I wait a little awkwardly, hand poised by my side ready to spring into action in case a handshake is necessary. Every time the dance teacher or one of the senior dancers arrives, this happens. I stop everything–while trying to look like I haven’t stopped anything–and watch to see if she’s shaking hands with the other girls and, more specifically, if it looks like she wants to shake hands with me.
When the other dance girls shake hands with their superiors, they bring the other person’s hand to their forehead or the side of their face. When I shake hands, I usually bow my head a little, unsure of the full meaning behind the hand-to-forehead handshake and unsure how strange it would be if I suddenly tried it. My language teacher told me that the hand-to-forehead handshake is usually a gesture from children to their elders and thus could advise me no further. I just try to be as deferential as possible while keeping in mind that I’m a foreigner and so all bets are off.

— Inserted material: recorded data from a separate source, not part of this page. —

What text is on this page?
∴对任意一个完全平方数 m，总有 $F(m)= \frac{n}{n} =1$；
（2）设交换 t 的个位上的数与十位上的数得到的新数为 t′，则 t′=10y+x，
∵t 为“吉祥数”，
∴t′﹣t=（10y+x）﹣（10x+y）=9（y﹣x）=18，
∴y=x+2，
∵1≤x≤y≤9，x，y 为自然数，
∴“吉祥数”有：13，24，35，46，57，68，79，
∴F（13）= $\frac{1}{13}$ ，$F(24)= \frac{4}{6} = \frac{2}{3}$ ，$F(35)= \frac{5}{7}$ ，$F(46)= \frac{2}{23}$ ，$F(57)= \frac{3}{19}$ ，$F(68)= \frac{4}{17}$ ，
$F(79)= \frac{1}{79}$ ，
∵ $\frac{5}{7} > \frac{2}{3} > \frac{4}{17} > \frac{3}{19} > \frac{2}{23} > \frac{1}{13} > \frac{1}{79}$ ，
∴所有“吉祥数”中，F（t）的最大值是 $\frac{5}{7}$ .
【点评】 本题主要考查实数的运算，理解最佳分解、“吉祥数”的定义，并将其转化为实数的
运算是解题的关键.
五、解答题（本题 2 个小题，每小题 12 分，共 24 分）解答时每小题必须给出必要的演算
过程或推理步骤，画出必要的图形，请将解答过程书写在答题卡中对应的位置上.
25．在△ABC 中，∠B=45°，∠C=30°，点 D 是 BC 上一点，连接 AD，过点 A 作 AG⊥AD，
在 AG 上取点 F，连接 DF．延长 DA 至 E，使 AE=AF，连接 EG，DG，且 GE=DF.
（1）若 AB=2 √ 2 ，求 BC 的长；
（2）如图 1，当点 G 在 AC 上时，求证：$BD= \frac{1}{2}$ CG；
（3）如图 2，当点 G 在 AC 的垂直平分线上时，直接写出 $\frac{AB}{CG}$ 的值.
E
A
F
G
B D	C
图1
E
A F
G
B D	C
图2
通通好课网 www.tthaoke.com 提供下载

So, anyway, my dance teacher arrives and I watch as she moves down the line of girls–all of us arranged on the steps. She shakes hands with each of them and finally gets to me.
We shake hands, and I start my habitual nod. I don’t finish it, because at the same time my teacher moves our clasped hands upward, forcing the back of her hand towards my forehead. I go along with it, raising her hand to my slightly bowed head.
I’m grinning. It’s pretty clear how I’ll be greeting her from now on.